A response surface methodology and desirability approach for predictive modeling and optimization of cutting temperature in machining hardened steel

This paper presents an experimental investigation on cutting temperature during hard turning of EN 24 steel (50 HRC) using TiN coated carbide insert under dry environment. The prediction model is developed using response surface methodology and optimization of process parameter is performed by desirability approach. A stiff rise in cutting temperature is noticed when feed and cutting speed are elevated. The effect of depth of cut on cutting temperature is not that much significant compared with cutting speed and feed as observed from main effects plot.

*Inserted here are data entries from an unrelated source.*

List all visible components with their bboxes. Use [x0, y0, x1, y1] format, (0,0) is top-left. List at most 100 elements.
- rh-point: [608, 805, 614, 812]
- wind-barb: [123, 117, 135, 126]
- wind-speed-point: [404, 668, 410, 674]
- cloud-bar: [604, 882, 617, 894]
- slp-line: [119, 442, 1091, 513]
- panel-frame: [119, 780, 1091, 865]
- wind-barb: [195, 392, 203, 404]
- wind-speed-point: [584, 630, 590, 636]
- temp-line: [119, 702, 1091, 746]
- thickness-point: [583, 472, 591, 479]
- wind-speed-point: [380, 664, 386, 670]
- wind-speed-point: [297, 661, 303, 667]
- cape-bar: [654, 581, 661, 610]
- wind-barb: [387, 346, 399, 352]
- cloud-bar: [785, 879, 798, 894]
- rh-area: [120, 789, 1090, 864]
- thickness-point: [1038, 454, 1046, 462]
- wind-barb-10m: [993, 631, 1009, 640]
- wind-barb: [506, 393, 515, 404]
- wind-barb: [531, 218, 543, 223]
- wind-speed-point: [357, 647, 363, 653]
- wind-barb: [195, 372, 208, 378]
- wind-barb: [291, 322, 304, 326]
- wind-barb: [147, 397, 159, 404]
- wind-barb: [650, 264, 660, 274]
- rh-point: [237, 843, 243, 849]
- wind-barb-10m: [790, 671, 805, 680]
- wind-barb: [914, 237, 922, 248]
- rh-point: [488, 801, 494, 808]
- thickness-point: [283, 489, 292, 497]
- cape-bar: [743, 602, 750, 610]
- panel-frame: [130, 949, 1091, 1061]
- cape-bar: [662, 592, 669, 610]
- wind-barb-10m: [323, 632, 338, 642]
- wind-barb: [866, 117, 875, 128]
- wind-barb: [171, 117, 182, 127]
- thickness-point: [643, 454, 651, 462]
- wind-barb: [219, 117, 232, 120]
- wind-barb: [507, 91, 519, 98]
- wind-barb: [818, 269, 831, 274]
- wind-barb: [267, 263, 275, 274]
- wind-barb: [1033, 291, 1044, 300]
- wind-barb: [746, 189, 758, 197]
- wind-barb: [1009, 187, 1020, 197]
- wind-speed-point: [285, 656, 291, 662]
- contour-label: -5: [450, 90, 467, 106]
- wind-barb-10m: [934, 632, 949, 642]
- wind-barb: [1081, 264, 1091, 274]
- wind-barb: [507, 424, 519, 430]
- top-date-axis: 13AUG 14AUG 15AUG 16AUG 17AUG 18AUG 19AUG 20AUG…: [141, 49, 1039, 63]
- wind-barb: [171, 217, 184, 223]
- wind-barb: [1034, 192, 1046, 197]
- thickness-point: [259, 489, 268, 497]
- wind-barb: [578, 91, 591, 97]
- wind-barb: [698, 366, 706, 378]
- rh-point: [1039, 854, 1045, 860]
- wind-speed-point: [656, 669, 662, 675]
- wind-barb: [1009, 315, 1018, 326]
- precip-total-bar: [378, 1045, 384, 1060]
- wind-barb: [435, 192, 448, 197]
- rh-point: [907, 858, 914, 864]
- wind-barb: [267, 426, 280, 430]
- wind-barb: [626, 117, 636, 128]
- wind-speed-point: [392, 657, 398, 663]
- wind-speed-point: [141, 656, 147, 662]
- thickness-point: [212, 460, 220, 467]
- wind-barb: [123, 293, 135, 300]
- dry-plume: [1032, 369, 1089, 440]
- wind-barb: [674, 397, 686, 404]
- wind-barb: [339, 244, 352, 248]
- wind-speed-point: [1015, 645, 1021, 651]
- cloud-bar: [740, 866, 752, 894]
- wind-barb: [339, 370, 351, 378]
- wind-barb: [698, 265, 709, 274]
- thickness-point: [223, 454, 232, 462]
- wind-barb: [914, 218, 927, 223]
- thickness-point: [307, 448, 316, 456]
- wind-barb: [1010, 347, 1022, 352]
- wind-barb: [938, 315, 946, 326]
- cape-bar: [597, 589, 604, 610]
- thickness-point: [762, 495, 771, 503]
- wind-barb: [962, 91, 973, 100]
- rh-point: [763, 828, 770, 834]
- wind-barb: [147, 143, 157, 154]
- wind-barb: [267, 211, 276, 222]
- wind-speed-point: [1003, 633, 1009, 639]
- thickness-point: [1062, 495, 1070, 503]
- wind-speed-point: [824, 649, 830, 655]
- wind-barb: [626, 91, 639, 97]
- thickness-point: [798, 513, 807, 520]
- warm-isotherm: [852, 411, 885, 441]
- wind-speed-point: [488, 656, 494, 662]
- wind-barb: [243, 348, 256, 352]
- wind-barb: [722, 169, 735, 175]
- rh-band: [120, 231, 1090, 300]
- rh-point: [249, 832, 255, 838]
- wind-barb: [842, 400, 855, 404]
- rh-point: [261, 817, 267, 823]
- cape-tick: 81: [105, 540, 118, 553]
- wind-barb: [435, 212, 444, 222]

The response surface second order model presented high correlation coefficient (R2 = 0.992) explaining 99.2 % of the variability in the cutting temperature which indicates the goodness of fit for the model to the actual data and high statistical significance of the model. The experimental and predicted values are very close to each other. The calculated error for cutting temperature lies between 1.88-3.19 % during confirmation trial. Therefore, the developed second order model correlates the relationship of the cutting temperature with the process parameters with good degree of approximation. The optimal combination for process parameter is depth of cut at 0.2mm, feed of 0.1597 mm/rev and cutting speed of 70m/min. Based on these combination, the value of cutting temperature is 302.950C whose desirability is one.